Hamlet. Act IV. Sc. 7. L. 119.

The love of wicked men converts to fear;
That fear to hate, and hate turns one or both
To worthy danger and deserved death.
Richard II. Act V. Sc. 1. L. 65.

All things that we ordained festival,
Turn from their office to black funeral;
Our instruments to melancholy bells,
Our wedding cheer to a sad burial feast,
Our solemn hymns to sullen dirges change,
Our bridal flowers serve for a buried corse,
And all things change them to the contrary.
Romeo and Juliet. Act IV. Sc. 5. L. 84.

I am not so nice,
To change true rules for old inventions.
Taming of the Shrew. Act III. Sc. 1. L. 80.

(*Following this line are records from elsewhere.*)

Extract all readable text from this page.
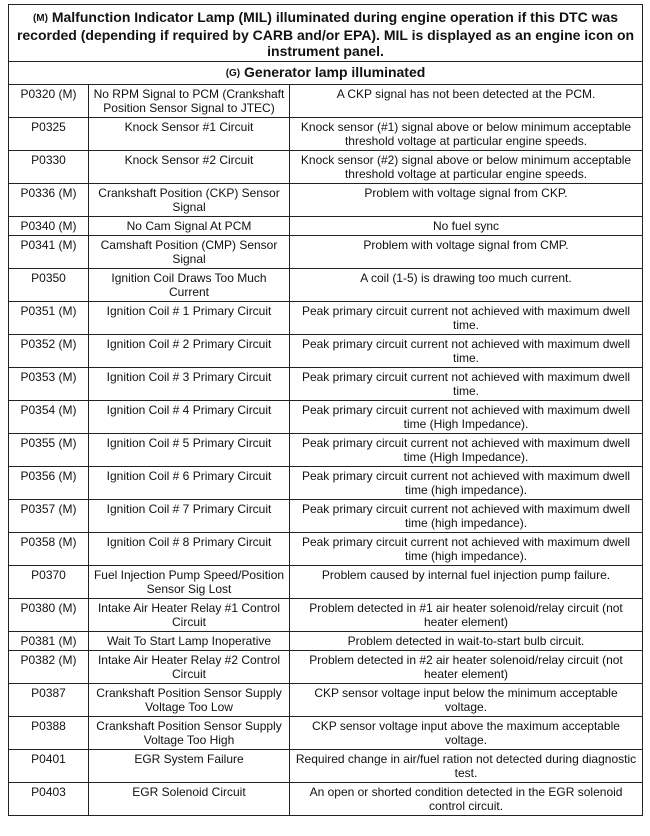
(M) Malfunction Indicator Lamp (MIL) illuminated during engine operation if this DTC was recorded (depending if required by CARB and/or EPA). MIL is displayed as an engine icon on instrument panel.		
(G) Generator lamp illuminated		
P0320 (M)	No RPM Signal to PCM (Crankshaft Position Sensor Signal to JTEC)	A CKP signal has not been detected at the PCM.
P0325	Knock Sensor #1 Circuit	Knock sensor (#1) signal above or below minimum acceptable threshold voltage at particular engine speeds.
P0330	Knock Sensor #2 Circuit	Knock sensor (#2) signal above or below minimum acceptable threshold voltage at particular engine speeds.
P0336 (M)	Crankshaft Position (CKP) Sensor Signal	Problem with voltage signal from CKP.
P0340 (M)	No Cam Signal At PCM	No fuel sync
P0341 (M)	Camshaft Position (CMP) Sensor Signal	Problem with voltage signal from CMP.
P0350	Ignition Coil Draws Too Much Current	A coil (1-5) is drawing too much current.
P0351 (M)	Ignition Coil # 1 Primary Circuit	Peak primary circuit current not achieved with maximum dwell time.
P0352 (M)	Ignition Coil # 2 Primary Circuit	Peak primary circuit current not achieved with maximum dwell time.
P0353 (M)	Ignition Coil # 3 Primary Circuit	Peak primary circuit current not achieved with maximum dwell time.
P0354 (M)	Ignition Coil # 4 Primary Circuit	Peak primary circuit current not achieved with maximum dwell time (High Impedance).
P0355 (M)	Ignition Coil # 5 Primary Circuit	Peak primary circuit current not achieved with maximum dwell time (High Impedance).
P0356 (M)	Ignition Coil # 6 Primary Circuit	Peak primary circuit current not achieved with maximum dwell time (high impedance).
P0357 (M)	Ignition Coil # 7 Primary Circuit	Peak primary circuit current not achieved with maximum dwell time (high impedance).
P0358 (M)	Ignition Coil # 8 Primary Circuit	Peak primary circuit current not achieved with maximum dwell time (high impedance).
P0370	Fuel Injection Pump Speed/Position Sensor Sig Lost	Problem caused by internal fuel injection pump failure.
P0380 (M)	Intake Air Heater Relay #1 Control Circuit	Problem detected in #1 air heater solenoid/relay circuit (not heater element)
P0381 (M)	Wait To Start Lamp Inoperative	Problem detected in wait-to-start bulb circuit.
P0382 (M)	Intake Air Heater Relay #2 Control Circuit	Problem detected in #2 air heater solenoid/relay circuit (not heater element)
P0387	Crankshaft Position Sensor Supply Voltage Too Low	CKP sensor voltage input below the minimum acceptable voltage.
P0388	Crankshaft Position Sensor Supply Voltage Too High	CKP sensor voltage input above the maximum acceptable voltage.
P0401	EGR System Failure	Required change in air/fuel ration not detected during diagnostic test.
P0403	EGR Solenoid Circuit	An open or shorted condition detected in the EGR solenoid control circuit.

Full fathom five thy father lies;
Of his bones are coral made;
Those are pearls that were his eyes:
Nothing of him that doth fade,
But doth suffer a sea-change
Into something rich and strange.
Tempest. Act I. Sc. 2. L. 396.

Life may change, but it may fly not;
Hope may vanish, but can die not;
Truth be veiled, but still it burneth;
Love repulsed,—but it returneth.
Shelley—Hellas. Semi-chorus.

Men must reap the things they sow,
Force from force must ever flow,
Or worse; but ’tis a bitter woe
That love or reason cannot change.
Shelley—Lines Written among the Euganean Hills. L. 232.

Nought may endure but Mutability.
Shelley—Mutability.

Neither to change, nor falter, nor repent;
This, like thy glory, Titan! is to be
Good, great, and joyous, beautiful and free;
This is alone Life, Joy, Empire and Victory.
Shelley—Prometheus. Act IV.

This sad vicissitude of things.
Laurence Sterne—Sermons. XVI. The Character of Shimel.

The life of any one can by no means be changed after death; an evil life can in no wise be converted into a good life, or an infernal into an angelic life: because every spirit, from head to foot, is of the character of his love, and therefore, of his life; and to convert this life into its opposite, would be to destroy the spirit utterly.
Swedenborg—Heaven and Hell. 527.

Corpora lente augescent, cito extinguuntur.
Bodies are slow of growth, but are rapid in their dissolution.
Tacitus—Agricola. II.

Not in vain the distance beacons. Forward, forward let us range.
Let the great world spin forever down the ringing grooves of change.
Tennyson—Locksley Hall. St. 91.

The stone that is rolling can gather no moss.
Who often removeth is suer of loss.
Tusser—Five Hundred Points of Good Husbandry. Lessons. St. 46.

So, when a raging fever burns,
We shift from side to side by turns;
And ’tis a poor relief we gain
To change the place, but keep the pain.
Isaac Watts—Hymns and Spiritual Songs. Bk. II. 146.

Life is arched with changing skies:
Rarely are they what they seem:
Children we of smiles and sighs—
Much we know, but more we dream.
William Winter—Light and Shadow.

“A jolly place,” said he, “in times of old!
But something ails it now; the spot is curst.”
Wordsworth—Hart-leap Well. Pt. II.

As high as we have mounted in delight
In our dejection do we sink as low.
Wordsworth—Resolution and Independence. St. 4.

I heard the old, old men say,
“Every thing alters,
And one by one we drop away.”
They had hands like claws, and their knees
Were twisted like the old thorn trees
By the waters.
I heard the old, old men say,
“All that’s beautiful drifts away
Like the waters.”
W. B. Yeats—The Old Men admiring themselves in the Water.